Kerjasama dengan pemerintah desa menjamin beras dan kebutuhan pokok lain hanya melewati satu pengecer, tanpa agen atau distributor. Beras dan bahan pokok lainnya itu langsung dikirimkan dari gudang Bulog.

Saat itu, Gubernur Jawa Tengah Ganjar Pranowo bahkan sempat mengundang 700 kepala desa di Jawa Tengah untuk menyaksikan penandatanganan Master of Understanding (MoU) Bulog dengan Gubernur Jawa Tengah soal program KPSH.

Secara teknis, Pemdes bakal bekerjasama dengan bulog untuk menyalurkan beras dengan menggunakan Badan Usaha Milik Desa (BUMDES) maupun pihak lain yang ditunjuk pemdes.

"Nanti tujuannya, kita kerjasama dengan kades-kades, mereka kan ada BUMDES, dan semacamnya lah ya. Kita nanti kerjasama, terutama untuk beras medium," kata Kepala Bulog Sub-Divisi Regional (Subdivre) IV Banyumas, Sony Supriyadi kepada Liputan6.com.

Selain beras, Bulog juga menyediakan gula pasir yang bisa disalurkan lewat BUMDES tersebut. Tak tertutup pula kemungkinan untuk menyalurkan daging atau minyak goreng saat ada program stabilisasi komoditas ini.

Akan tetapi, dua bulan berselang paskapenandatanganan MoU tersebut, kerjasama Bulog dan pemdes yang digadang-gadang bisa menjadi solusi lancarnya pasokan hingga tingkat konsumen yang berimbas pada stabilitas harga beras tak kunjung terealisasi.


Gelontoran 2.000 Ton Beras Medium Bulog di Banyumas

Beras Bulog. (Foto: Liputan6.com/Muhamad Ridlo)

Sony mengemukakan, salah satu yang mengganjal kerjasama ini adalah soal harga. Bulog dan Pemdes di Jawa Tengah belum bersepakat soal harga beras yang akan disalurkan.

Faktor kedua, pemdes lebih banyak membutuhkan beras premium. Sebaliknya, stok gudang Bulog kebanyakan adalah beras medium.

"Belum jalan. Kemarin saya juga sudah menghubungi paguyuban kepala desanya," dia menerangkan, Kamis, 24 Januari 2019.

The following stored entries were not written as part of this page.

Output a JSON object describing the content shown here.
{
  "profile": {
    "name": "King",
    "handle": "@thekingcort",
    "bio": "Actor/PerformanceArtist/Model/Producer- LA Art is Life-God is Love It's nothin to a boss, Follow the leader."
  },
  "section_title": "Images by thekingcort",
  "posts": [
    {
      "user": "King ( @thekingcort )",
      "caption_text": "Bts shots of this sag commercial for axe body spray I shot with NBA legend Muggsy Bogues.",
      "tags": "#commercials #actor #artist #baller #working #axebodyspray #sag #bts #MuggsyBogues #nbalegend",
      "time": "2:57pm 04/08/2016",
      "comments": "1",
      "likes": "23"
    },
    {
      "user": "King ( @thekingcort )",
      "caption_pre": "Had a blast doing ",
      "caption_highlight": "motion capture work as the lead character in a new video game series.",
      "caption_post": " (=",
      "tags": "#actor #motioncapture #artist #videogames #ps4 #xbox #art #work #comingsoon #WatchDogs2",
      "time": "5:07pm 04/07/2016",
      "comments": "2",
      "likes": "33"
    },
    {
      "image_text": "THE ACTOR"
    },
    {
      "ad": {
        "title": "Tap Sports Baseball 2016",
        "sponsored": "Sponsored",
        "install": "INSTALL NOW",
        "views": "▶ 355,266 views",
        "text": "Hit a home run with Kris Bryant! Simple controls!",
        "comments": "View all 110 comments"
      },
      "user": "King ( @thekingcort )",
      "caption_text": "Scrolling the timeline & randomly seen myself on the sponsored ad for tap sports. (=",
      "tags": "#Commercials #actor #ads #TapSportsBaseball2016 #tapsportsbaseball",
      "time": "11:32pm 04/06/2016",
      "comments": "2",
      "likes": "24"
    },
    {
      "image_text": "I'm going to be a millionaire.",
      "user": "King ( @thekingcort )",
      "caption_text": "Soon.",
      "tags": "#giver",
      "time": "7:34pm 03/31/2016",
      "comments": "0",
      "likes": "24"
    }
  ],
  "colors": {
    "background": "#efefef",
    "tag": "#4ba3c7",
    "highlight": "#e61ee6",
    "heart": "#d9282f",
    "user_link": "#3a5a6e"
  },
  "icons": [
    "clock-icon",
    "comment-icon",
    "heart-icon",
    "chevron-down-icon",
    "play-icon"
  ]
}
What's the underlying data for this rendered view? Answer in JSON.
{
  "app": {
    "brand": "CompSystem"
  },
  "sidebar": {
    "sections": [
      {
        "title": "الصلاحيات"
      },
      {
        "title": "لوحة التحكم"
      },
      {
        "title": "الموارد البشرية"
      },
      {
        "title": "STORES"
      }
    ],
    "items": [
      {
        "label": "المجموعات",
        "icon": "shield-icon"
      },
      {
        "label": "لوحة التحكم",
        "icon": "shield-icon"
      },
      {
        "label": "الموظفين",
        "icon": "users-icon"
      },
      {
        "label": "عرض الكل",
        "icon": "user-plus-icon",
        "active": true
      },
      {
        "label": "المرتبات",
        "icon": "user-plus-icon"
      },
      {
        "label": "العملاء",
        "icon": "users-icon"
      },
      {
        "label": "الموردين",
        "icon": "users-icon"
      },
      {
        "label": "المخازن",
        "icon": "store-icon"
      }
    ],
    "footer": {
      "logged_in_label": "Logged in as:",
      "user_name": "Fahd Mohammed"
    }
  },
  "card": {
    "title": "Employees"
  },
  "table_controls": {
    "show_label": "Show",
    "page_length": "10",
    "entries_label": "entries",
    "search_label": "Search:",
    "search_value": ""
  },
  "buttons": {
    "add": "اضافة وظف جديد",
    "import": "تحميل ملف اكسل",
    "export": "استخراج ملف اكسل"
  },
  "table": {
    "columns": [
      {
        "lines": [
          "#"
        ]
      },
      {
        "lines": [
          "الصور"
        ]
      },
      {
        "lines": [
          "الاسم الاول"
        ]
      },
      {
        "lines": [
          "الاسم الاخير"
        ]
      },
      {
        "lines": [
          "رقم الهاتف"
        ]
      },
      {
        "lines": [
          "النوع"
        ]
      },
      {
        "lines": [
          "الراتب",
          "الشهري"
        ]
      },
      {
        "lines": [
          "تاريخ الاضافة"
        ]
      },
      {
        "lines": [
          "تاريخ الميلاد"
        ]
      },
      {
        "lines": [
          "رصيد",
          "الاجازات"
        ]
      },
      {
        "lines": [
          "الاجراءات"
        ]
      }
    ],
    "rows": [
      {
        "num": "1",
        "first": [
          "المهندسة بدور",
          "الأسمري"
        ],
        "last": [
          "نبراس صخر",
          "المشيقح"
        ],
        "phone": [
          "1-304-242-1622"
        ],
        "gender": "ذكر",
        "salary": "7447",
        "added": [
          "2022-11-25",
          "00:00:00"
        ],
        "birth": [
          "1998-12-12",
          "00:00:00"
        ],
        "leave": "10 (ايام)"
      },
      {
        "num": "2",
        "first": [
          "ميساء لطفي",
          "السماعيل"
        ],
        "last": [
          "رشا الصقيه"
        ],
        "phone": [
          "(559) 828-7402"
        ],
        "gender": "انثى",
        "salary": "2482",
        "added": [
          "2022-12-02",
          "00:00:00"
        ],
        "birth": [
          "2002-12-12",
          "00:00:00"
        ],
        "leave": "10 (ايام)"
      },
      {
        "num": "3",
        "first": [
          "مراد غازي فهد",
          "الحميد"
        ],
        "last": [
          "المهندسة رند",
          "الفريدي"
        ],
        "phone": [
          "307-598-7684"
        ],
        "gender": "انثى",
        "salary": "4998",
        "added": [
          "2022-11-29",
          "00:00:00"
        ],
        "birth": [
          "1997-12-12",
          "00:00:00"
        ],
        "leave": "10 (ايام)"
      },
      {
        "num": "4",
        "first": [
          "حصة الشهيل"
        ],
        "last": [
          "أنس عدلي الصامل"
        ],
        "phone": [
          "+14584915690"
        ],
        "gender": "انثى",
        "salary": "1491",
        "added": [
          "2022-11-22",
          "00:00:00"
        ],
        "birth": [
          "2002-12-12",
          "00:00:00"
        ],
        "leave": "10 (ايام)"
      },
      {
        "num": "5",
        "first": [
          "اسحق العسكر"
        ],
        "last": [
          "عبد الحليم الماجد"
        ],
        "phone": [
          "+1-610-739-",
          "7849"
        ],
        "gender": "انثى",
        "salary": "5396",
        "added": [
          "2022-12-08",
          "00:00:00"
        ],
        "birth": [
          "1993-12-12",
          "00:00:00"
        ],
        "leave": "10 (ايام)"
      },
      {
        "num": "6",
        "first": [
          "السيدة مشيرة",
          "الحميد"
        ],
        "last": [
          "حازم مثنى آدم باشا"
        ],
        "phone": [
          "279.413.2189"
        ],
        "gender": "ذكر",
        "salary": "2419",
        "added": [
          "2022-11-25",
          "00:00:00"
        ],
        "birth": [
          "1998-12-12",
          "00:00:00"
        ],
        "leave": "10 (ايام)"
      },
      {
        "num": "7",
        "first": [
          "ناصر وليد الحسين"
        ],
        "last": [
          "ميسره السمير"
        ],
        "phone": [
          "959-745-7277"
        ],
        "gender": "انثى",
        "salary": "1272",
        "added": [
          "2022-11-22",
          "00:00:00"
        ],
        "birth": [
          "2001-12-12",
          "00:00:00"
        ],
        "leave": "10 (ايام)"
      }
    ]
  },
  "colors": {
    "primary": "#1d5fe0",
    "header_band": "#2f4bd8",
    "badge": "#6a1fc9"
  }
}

Meski begitu, Sony mengklaim, tak jalannya kerjasama dengan Pemdes tak mengganggu pasokan beras bulog ke pasaran umum. Sebab, bulog memiliki mitra, mulai pedagang pasar hingga rumah pangan kita (RPK) yang tersebar di seluruh kabupaten.

Pada Januari 2018 ini, misalnya, Bulog telah menggelontorkan 2.000 ton beras medium ke empat kabupaten wilayah eks-karesidenan Banyumas. Gelontoran beras ini dilakukan untuk mengantisipasi menurunnya pasokan yang bisa berimbas pada naiknya harga beras.

Beras langsung didistribusikan ke pasar-pasar tradisional dan mitra Bulog di empat kabupaten, meliputi Kabupaten Banyumas, Cilacap, Banjarnegara dan Purbalingga.

"Pasokan untuk stabiliasi harga kita masih jalan, Mas. Ya kita ke Pasar Ajibarang Pasar Wage, pasar-pasar di Cilacap, kita jalan terus. Ke mitra-mitra, RPK, kita juga masih jalan," dia menjelaskan.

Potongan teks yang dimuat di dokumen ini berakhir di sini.